All manner of technologies are used to sate the thirst for energy among the world’s growing population. Here, carbon-neutrality is the main objective. Energy Harvesting is one of the new ways to combine them. But, what ist Energy Harvesting?
By 2040, global energy requirements are set to rise by around a third according to BP’s “Energy Outlook 2019”. Nonetheless, BP’s CEO Bernard Looney is sure that “Carbon-neutrality can be achieved by 2050. Appropriate CO2-free energies and technologies already exist. The challenge is really deploying them on a large scale as soon as possible. I remain optimistic that we can make this happen.”
What is Energy Harvesting?
This has already started on a small scale. Energy Harvesting refers to the use of energy that already exists in the environment. Such as body movements, water currents, air flows or temperature differences. “Energy-Harvesting solutions are the key to supplying a multitude of batteryless IoT applications. That will make our lives easier in the future through digital transformation,” Dieter Bauernfeind from Elec-Con technology says confidently. The company is involved in a project to develop an energy-harvesting power supply for logistics applications. That generates electricity from a variety of movements. For example, this means that sensors can be supplied with power before wirelessly relaying the gathered data.
Yet energy-harvesting solutions can do much more than provide energy to IoT devices. They can also generate electricity on a large scale. Professor Zhong Lin Wang from the Georgia Institute of Technology in the USA is sure of that. He has developed triboelectrical nanogenerators that can produce electricity cheaply from slight mechanical motions. The operation of these nanogenerators is based on two material layers that are repeatedly joined and then separated again. In doing so, they build up electrical charges that can be used to generate power. Wang can even imagine using the oceans as a source of renewable energy. “A network of nanogenerators that converts the motion of waves into electrical energy could make a significant contribution,” he says.
Increased efficiency levels in photovoltaics
Nonetheless, traditional sources such as wind or solar energy still dominate the renewables sector. Here, the use of sunlight to generate power with photovoltaic solar modules is leading the charge. The crystalline silicon technology used in such solutions has a share of around 95 per cent in the global photovoltaics market. Nowadays, this technology offers a cell efficiency of up to 22 per cent.
Although new materials will enhance this even further. Organometallic perovskites, a new class of semiconductor, have already been used to achieve an efficiency of 24.3 per cent. What is more, they promise considerably cheaper and simpler manufacturing. Cells made from this material can also be used for direct, solar water-splitting for the purpose of creating hydrogen.
All hopes are pinned on hydrogen
In the future, hydrogen is expected to extensively replace fossil fuels. So, potential areas of application include the industrial sector.

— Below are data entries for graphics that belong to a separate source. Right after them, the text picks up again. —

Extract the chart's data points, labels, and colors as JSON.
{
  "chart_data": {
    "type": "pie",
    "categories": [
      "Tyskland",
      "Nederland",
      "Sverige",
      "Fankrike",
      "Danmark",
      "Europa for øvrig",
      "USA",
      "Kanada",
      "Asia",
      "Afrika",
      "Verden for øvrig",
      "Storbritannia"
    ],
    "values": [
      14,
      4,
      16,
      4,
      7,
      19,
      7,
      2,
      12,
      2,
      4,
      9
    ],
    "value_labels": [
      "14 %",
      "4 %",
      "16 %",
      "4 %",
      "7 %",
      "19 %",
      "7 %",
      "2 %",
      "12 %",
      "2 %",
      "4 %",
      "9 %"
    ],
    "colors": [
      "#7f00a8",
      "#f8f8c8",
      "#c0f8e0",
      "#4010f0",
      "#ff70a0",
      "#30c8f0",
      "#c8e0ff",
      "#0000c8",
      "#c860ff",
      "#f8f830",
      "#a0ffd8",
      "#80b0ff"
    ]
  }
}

Not to mention load balancing and storage of electricity in conjunction with wind farms and solar power stations.
The eFarm project is the largest hydrogen mobility of project of its kind in Germany. There are five of the company H-Tec Systems’ electrolysers. Each with an output of 225 kilowatts, convert electricity from regional community wind farms into hydrogen. This is then supplied to public transport and private vehicles from two nearby filling stations. The waste heat from the electrolysis process is incorporated into the regional heating system. This holistic utilisation of the conversion process enables an optimum efficiency of up to 95 per cent.
“The use of alternative fuels like hydrogen is growing more and more important,” claims Deutz CEO Dr Frank Hiller. Deutz is collaborating with Munich-based company Keyou to build CO2-free hydrogen engines for on- and off-road applications. Keyou is developing zero-emissions hydrogen engines based on conventional diesel or petrol engines. And featuring components specially adapted to hydrogen. Such as the ignition system or engine control unit.
The technology is much more cost-effective than that found in electric and fuel-cell vehicles. And hydrogen engines have no need of rare raw materials. “Manufacturers’ interest in hydrogen engines is extraordinarily high. We have even received enquiries from the rail and maritime sectors,” says Thomas Korn, CEO and co-founder of Keyou.
The sun is a shining example
Hydrogen also plays an essential role in a technology that promises to bring the biggest revolution to power supplies everywhere: fusion. A global population approaching ten billion will constantly require enormous amounts of energy. Such energy cannot be provided solely by fluctuating wind and solar power, nor with the associated storage technology.
In the fusion process, hydrogen atoms are fused to form helium at a temperature of over 100 million degrees Celsius. The energy given off by this can be used to generate electricity. Currently under construction in France as the result of a global collaboration is the international experimental reactor (ITER). Whose 500 megawatts of fusion power will demonstrate the feasibility of this concept.